Many of our rights of way are natural unsurfaced paths through grass, maybe between hedges. Unfortunately, this ‘intimacy’ with nature can become unwelcome when vigorous growth of nettles, brambles and hedges - especially from May and through the summer - can start to block the paths. Regular walking of the paths identifies the potential problems and in itself helps keep them clear.

We can then take steps to keep paths clear; Ken Hawkins is also the Footpath Warden for Dereham Town Council and he (and other volunteers) can regularly be seen busily trying to clear routes as fast as the shrubbery can grow up.

If you spot a problem or can help with the work please get in touch with Ken.

In addition, we also work to encourage action from those with responsibility to keep paths open and welcoming. For example major improvements have been made following our representations, such as work on Footpath 1/1a, and Footpath 14.

Here are just a few examples of path our efforts:

Report on progress with footpath 14.
Strong winds have taken their toll with a number of medium sized trees falling, this time we need the chainsaw.
Clearing dumped rubbish and litter from footpaths 11 and 14.
TCV logo With help again from the Norfolk branch of The Conservation Volunteers RB30 is now safe to walk.

The speed of summer growth is a problem. This is especially true with some of the paths which have recently been brought back into use as the nettles and brambles will have strong roots. As long as we keep at it, over time this will become more easily manageable.
Clearing nettles and litter from footpath 14.
TCV logo Help from volunteer groups is most welcome when we have a difficult problem.

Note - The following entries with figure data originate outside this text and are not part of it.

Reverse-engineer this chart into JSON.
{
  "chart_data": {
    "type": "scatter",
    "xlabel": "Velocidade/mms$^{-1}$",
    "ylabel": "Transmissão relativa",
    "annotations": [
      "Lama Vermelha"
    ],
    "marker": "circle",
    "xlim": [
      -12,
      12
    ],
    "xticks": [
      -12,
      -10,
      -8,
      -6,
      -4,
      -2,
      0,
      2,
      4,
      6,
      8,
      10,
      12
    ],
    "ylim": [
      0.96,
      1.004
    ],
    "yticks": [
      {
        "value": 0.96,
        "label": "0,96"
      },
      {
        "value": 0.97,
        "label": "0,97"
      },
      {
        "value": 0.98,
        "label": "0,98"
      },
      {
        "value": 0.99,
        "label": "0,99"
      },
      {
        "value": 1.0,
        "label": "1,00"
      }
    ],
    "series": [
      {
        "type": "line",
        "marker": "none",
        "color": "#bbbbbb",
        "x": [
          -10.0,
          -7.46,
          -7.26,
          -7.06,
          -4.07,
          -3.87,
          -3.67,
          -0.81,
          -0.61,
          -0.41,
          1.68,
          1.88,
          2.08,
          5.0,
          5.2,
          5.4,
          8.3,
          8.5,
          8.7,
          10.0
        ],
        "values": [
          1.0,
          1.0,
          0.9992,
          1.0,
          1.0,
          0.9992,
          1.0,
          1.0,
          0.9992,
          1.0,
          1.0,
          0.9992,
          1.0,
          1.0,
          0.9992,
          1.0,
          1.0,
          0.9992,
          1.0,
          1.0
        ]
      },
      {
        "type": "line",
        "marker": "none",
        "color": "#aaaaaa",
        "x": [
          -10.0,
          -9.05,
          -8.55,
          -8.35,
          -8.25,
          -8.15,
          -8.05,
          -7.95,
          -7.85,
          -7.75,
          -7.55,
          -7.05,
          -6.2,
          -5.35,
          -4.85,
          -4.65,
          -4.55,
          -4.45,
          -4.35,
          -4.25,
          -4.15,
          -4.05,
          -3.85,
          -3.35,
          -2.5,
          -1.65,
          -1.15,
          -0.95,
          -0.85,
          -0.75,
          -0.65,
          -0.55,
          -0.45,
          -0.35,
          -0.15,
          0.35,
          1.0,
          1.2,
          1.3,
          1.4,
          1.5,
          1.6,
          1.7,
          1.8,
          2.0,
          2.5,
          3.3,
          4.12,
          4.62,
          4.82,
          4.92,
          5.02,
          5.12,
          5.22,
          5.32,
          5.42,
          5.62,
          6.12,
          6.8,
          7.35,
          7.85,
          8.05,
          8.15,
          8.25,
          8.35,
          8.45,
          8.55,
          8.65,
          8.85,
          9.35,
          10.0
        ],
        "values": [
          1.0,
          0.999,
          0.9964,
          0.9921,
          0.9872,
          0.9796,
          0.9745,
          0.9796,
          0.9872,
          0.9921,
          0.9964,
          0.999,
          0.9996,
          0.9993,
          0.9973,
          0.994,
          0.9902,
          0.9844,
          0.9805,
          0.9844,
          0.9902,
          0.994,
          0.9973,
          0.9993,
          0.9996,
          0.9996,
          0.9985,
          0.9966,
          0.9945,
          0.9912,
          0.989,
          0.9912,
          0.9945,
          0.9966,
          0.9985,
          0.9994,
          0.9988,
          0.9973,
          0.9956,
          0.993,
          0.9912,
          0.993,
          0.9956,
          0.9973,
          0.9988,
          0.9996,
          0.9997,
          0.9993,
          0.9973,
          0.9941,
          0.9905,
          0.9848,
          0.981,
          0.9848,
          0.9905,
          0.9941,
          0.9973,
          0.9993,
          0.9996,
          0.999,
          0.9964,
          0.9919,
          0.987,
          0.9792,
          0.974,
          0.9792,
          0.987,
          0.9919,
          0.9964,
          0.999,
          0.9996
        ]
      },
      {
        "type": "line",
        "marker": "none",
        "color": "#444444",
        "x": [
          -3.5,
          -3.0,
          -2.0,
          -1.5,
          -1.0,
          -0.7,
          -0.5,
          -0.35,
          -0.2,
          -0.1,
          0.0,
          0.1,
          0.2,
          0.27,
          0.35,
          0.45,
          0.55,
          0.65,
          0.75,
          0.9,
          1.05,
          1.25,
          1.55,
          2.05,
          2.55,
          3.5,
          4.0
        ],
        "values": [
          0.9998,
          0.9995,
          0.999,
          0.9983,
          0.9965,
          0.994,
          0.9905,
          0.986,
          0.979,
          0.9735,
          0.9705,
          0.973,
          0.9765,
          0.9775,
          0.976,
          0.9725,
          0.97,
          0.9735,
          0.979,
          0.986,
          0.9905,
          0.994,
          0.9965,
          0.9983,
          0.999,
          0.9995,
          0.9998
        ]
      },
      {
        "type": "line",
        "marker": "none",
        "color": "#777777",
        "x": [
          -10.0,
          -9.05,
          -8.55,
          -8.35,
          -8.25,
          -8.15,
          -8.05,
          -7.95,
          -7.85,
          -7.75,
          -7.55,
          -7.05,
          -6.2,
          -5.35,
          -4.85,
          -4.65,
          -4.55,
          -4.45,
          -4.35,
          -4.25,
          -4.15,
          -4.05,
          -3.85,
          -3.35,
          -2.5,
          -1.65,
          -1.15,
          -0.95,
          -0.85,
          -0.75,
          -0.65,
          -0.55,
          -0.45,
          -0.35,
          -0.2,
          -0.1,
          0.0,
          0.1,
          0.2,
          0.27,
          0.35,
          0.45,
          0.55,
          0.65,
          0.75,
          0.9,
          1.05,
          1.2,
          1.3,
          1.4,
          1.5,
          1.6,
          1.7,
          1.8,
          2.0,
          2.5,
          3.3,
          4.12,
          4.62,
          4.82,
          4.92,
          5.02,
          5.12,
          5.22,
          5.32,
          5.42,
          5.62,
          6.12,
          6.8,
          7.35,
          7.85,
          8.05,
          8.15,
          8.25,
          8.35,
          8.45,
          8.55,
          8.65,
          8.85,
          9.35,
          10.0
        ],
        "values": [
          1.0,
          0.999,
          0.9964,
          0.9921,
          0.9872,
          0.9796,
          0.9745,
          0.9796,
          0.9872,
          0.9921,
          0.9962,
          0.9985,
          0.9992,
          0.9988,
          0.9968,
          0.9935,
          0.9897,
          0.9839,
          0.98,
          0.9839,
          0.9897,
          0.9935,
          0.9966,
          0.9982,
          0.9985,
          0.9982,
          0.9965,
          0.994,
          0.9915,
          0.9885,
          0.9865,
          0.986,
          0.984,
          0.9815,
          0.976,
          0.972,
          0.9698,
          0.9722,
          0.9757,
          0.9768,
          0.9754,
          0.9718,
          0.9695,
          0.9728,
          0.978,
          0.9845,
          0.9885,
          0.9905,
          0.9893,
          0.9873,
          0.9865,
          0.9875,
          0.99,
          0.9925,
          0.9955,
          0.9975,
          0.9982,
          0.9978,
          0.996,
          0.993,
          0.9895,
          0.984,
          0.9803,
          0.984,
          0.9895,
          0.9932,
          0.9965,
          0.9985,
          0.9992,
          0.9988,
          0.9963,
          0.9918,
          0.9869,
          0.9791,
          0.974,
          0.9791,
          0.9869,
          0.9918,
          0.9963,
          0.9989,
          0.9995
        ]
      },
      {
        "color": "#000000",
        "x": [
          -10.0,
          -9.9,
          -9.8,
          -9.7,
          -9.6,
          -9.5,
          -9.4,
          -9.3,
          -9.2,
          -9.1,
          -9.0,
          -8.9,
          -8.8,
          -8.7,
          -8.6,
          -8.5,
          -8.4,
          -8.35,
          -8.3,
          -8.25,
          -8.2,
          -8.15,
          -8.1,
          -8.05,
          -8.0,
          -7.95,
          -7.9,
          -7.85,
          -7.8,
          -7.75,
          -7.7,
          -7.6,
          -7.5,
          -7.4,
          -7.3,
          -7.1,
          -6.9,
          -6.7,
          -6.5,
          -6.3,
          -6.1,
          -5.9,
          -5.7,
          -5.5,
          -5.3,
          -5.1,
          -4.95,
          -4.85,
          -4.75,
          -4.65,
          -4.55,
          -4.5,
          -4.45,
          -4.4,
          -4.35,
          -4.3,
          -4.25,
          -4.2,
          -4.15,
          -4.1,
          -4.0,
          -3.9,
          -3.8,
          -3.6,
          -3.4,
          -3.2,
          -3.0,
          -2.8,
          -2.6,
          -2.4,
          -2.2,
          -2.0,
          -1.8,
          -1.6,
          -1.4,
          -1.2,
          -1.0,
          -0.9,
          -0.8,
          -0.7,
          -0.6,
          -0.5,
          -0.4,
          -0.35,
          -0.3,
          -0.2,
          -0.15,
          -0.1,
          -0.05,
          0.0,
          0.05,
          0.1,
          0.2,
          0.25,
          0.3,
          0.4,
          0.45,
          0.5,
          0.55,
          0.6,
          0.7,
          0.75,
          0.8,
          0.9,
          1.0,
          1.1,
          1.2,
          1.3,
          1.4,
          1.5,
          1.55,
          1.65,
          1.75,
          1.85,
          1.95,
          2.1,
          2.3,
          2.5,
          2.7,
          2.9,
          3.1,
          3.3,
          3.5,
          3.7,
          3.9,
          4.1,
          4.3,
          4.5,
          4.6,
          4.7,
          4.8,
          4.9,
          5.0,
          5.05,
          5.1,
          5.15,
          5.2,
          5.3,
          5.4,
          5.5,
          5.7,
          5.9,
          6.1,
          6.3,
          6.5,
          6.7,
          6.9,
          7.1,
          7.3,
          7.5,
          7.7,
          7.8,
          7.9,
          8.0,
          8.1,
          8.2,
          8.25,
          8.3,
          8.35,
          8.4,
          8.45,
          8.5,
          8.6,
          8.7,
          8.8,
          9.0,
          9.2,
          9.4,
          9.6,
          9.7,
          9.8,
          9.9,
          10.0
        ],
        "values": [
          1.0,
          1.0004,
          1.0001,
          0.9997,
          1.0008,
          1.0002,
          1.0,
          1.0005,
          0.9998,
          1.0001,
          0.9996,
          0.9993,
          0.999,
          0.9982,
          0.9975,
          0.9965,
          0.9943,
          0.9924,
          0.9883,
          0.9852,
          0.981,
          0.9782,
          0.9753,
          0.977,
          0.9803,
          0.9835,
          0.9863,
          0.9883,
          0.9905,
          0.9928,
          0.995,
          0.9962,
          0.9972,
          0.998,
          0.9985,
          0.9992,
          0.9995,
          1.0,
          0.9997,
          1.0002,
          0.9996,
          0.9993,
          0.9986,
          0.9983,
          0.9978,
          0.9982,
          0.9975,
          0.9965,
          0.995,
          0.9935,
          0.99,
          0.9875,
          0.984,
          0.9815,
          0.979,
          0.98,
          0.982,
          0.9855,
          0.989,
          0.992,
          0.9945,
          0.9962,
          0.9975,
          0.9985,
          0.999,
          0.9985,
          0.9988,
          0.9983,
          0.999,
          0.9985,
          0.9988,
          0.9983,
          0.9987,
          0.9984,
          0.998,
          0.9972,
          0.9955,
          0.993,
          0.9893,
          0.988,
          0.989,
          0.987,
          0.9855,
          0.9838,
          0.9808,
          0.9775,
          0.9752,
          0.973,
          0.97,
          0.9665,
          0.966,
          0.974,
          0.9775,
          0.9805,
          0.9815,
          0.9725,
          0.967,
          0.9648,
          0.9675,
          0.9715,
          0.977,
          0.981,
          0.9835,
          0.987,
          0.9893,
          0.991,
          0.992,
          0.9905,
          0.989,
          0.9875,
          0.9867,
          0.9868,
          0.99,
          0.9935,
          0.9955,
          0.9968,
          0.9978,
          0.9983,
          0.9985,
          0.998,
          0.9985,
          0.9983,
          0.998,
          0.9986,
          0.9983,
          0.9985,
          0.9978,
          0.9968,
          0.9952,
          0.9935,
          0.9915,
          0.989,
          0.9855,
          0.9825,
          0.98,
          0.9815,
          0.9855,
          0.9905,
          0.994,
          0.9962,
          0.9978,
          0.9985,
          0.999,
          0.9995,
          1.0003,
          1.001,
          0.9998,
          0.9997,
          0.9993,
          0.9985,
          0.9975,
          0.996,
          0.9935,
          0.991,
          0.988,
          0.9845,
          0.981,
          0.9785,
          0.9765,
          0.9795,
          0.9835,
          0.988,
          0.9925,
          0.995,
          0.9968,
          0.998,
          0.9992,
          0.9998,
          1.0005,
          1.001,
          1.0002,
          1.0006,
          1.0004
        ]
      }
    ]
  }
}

We are grateful for the help from the Norfolk branch of The Conservation Volunteers who cleared dozens of tree stumps from Restricted Byway 28.
Clearing brambles from Restricted Byways 30 and 31.
Fallen branches being cleared to increase headroom.
Heavy duty mower clearing path edges.
Repairing the board-walk between Stone Rd and Scarning Fen.
A chainsaw is sometimes welcome when a path has been disused for sometime.